Le journal barcelonais Mundo Deportivo évoque des chiffres similaires: une offre de prêt sur deux saisons, avec un versement chaque année correspondant au "loyer" de ce prêt payant et une option d'achat obligatoire lors de la deuxième année à hauteur de 150 M EUR.

- Réunion à Paris -

"La négociation avec le PSG continue sur fond de refus du club français, même si le Barça attend toujours un geste décisif de Neymar: se positionner publiquement du côté blaugrana pour désactiver l'intérêt" du Real Madrid, fait valoir le quotidien.

A Madrid, le journal sportif Marca, le plus lu d'Espagne, a rapporté qu'une première réunion entre le PSG et le Real s'était tenue "ces dernières heures" à Paris.

"Un émissaire du club merengue, avec une position importante dans l'organigramme, a rencontré ces dernières heures des responsables du PSG pour évoquer le possible transfert de Neymar", a écrit Marca sur son site internet. "Les sensations après cette réunion sont optimistes au sein de la +Maison blanche+."

Quelques heures auparavant, le quotidien sportif français L'Equipe parlait précisément d'une offensive spectaculaire du Real, désireux de damer le pion à son grand rival barcelonais.

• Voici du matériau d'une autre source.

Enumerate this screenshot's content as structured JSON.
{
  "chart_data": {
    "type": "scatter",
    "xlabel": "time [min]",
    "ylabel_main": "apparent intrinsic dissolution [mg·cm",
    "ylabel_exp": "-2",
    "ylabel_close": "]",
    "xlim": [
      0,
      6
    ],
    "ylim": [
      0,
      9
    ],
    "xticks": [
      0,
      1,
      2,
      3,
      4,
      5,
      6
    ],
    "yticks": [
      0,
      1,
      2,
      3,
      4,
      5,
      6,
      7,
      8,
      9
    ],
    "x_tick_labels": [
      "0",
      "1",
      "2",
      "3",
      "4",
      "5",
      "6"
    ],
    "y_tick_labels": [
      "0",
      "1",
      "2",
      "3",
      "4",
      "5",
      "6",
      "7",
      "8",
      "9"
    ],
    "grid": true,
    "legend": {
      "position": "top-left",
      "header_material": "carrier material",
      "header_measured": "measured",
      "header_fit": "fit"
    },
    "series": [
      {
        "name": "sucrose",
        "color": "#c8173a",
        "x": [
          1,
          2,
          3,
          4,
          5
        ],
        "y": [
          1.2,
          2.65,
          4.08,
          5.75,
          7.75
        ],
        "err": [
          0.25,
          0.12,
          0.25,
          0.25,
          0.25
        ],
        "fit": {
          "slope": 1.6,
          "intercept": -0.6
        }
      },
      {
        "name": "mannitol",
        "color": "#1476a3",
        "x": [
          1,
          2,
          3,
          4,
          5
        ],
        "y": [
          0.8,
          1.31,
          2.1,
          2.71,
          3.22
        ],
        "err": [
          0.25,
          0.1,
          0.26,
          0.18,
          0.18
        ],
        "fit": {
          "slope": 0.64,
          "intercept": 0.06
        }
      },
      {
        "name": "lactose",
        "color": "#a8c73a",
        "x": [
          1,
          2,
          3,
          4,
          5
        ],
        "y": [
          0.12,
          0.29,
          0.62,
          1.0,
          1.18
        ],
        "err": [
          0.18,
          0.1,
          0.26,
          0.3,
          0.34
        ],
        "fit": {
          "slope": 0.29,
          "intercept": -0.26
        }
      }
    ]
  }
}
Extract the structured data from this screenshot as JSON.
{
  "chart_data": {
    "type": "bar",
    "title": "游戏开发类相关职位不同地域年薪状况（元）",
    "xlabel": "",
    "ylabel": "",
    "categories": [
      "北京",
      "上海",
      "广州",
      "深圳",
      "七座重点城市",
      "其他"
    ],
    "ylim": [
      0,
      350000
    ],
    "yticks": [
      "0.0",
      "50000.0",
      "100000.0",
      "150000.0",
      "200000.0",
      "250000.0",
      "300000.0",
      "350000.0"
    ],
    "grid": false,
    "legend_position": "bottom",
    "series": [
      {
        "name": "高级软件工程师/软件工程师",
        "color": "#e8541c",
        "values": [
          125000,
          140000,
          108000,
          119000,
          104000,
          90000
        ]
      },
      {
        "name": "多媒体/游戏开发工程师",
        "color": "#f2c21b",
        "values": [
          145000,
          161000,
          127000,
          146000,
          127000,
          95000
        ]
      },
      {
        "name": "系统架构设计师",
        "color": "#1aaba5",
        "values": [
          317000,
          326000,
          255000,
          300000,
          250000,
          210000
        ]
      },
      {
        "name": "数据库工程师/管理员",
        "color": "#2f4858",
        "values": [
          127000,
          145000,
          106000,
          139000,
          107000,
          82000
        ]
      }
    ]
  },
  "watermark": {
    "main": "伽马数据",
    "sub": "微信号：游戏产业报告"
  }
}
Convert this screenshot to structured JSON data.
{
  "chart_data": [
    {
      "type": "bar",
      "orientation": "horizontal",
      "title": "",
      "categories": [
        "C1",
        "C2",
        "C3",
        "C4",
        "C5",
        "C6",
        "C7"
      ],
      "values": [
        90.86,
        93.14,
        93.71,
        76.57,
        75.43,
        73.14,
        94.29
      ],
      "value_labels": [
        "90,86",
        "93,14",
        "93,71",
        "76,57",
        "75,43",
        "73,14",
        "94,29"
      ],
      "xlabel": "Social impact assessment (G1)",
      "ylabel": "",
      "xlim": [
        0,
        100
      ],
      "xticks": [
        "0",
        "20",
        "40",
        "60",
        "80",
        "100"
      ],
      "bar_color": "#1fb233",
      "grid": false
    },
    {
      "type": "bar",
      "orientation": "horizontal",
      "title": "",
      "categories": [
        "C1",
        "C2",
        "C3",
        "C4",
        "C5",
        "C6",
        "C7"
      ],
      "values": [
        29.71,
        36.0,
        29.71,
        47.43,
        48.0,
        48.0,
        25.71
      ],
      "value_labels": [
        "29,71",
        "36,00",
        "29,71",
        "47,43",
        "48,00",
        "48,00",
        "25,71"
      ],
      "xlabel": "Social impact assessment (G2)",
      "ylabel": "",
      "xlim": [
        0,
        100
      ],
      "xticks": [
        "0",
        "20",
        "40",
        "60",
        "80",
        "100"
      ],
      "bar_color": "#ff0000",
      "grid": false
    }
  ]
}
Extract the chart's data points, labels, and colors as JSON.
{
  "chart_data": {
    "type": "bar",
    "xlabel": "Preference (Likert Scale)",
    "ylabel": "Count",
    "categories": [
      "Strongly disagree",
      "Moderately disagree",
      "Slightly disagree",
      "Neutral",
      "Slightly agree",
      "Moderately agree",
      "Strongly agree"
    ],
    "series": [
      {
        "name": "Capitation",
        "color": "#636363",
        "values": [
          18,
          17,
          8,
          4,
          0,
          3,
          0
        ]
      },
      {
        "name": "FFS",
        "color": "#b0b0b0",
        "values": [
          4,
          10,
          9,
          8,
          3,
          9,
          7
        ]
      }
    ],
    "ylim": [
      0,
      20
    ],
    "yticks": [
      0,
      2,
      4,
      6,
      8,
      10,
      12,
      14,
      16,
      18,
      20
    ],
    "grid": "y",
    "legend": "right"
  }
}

"Madrid a proposé le montage suivant: 100 M EUR en cash plus trois joueurs", à savoir trois indésirables du vestiaire madrilène, le Gallois Gareth Bale, le Colombien James Rodriguez et le Costaricien Keylor Navas, a rapporté le journal français. L'Equipe ajoute que les dirigeants parisiens l'ont refusé: "La valorisation globale de cette offre ne répond pas aux attentes parisiennes."

Enfin, L'Equipe comme Mundo Deportivo font état d'une possible irruption de la Juventus Turin dans ce dossier, sans pour autant juger la piste très sérieuse. Dénouement attendu d'ici la fin du mercato en France, en Espagne et en Italie, programmée le 2 septembre.